Bénin : Nécessité de publier les salaires des ministres et du Président

La polémique sur les salaires exorbitants des ministres s’est invitée dans les échanges entre le président de la république et les responsables de centrales syndicales, mardi 06 février à la Marina. Bien qu’il ait nié l’existence d’un salaire de 16 millions pour ses ministres, Talon n’a hélas pas réussi à mettre fin à la polémique. Au contraire…

Une réponse frugale, expéditive, vague. C’est ainsi qu’on peut qualifier celle servie mardi dernier à la présidence de la république par le président Patrice Talon aux secrétaires généraux des centrales syndicales, qu’il a invités pour obtenir un dégel de la tension sociale. Répondant à la question d’un syndicaliste, Patrice Talon a affirmé qu’ « aucun ministre ne gagne 16 millions ». Cette réponse qui devrait mettre fin à la polémique sur les salaires exorbitants des ministres n’a semblé convaincre personne.
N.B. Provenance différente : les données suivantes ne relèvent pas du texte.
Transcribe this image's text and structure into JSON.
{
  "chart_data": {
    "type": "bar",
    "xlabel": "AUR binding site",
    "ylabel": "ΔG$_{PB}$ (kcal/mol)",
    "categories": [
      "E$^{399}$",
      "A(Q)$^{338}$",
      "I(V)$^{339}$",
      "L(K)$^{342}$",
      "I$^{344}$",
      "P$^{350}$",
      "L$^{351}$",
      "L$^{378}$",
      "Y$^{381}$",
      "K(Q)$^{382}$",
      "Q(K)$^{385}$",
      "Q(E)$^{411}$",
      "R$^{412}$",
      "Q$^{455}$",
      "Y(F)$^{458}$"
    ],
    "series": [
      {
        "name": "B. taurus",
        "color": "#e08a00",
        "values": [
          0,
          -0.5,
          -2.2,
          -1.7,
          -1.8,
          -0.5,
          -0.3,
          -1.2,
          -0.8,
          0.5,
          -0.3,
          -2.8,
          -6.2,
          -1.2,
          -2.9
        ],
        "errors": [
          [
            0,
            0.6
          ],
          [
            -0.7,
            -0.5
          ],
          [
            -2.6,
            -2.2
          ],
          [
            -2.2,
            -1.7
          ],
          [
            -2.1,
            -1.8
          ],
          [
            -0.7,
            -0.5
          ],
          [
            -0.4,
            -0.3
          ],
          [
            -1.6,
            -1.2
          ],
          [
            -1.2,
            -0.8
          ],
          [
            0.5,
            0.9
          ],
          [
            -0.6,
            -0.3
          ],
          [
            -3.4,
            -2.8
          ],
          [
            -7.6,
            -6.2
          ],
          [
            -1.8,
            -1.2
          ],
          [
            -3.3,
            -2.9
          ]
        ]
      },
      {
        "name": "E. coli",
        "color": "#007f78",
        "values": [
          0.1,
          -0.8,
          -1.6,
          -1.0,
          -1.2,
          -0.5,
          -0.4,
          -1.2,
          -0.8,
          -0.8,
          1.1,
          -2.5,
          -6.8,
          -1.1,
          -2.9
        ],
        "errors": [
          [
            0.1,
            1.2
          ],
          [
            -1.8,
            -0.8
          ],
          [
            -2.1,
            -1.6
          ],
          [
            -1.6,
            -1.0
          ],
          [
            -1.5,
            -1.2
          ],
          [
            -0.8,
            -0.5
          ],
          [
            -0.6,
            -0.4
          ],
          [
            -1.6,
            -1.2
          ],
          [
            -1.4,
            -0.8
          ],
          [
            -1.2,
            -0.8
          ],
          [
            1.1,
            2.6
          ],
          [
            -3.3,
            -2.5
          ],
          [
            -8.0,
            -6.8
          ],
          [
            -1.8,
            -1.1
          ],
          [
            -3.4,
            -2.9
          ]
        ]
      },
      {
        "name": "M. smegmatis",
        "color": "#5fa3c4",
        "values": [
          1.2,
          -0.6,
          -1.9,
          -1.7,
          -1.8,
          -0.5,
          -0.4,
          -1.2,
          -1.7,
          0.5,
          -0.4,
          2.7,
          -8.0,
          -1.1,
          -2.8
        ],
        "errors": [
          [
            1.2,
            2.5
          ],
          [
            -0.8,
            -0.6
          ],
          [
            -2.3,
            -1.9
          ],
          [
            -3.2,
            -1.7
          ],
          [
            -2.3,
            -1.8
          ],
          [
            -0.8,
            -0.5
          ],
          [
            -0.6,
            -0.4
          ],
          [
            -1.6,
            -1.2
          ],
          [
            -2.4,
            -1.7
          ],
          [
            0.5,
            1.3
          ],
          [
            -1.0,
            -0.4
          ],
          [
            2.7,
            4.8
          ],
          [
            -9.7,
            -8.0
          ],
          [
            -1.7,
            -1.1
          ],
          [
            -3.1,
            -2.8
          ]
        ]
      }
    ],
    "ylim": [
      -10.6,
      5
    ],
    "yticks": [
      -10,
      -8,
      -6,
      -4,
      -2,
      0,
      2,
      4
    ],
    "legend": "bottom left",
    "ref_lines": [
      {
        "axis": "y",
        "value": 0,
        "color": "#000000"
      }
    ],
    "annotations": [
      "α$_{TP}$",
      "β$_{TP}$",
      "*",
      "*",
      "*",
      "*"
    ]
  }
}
En tout cas, pas les interlocuteurs du Chef de l’Etat de cette soirée du mardi, au point où l’un d’eux -Noél Chadaré de la Cosi- invité hier soir sur Canal3, a relancé la même polémique en demandant au chef de l’Etat de publier les salaires des ministres. Selon lui, seule la publication pourrait rassurer les uns et les autres et donner raison au président. Elle donnera force à l’argument qui consiste à dire que l’augmentation des salaires des Dc et Sg des ministères, vise à rationnaliser les dépenses du gouvernement en ceci qu’elle a regroupé en une seule paye (primes et indemnités diverses incluses) les émoluments de ces cadres, et éviter les multiples emplois qui reviennent souvent plus chers au gouvernement.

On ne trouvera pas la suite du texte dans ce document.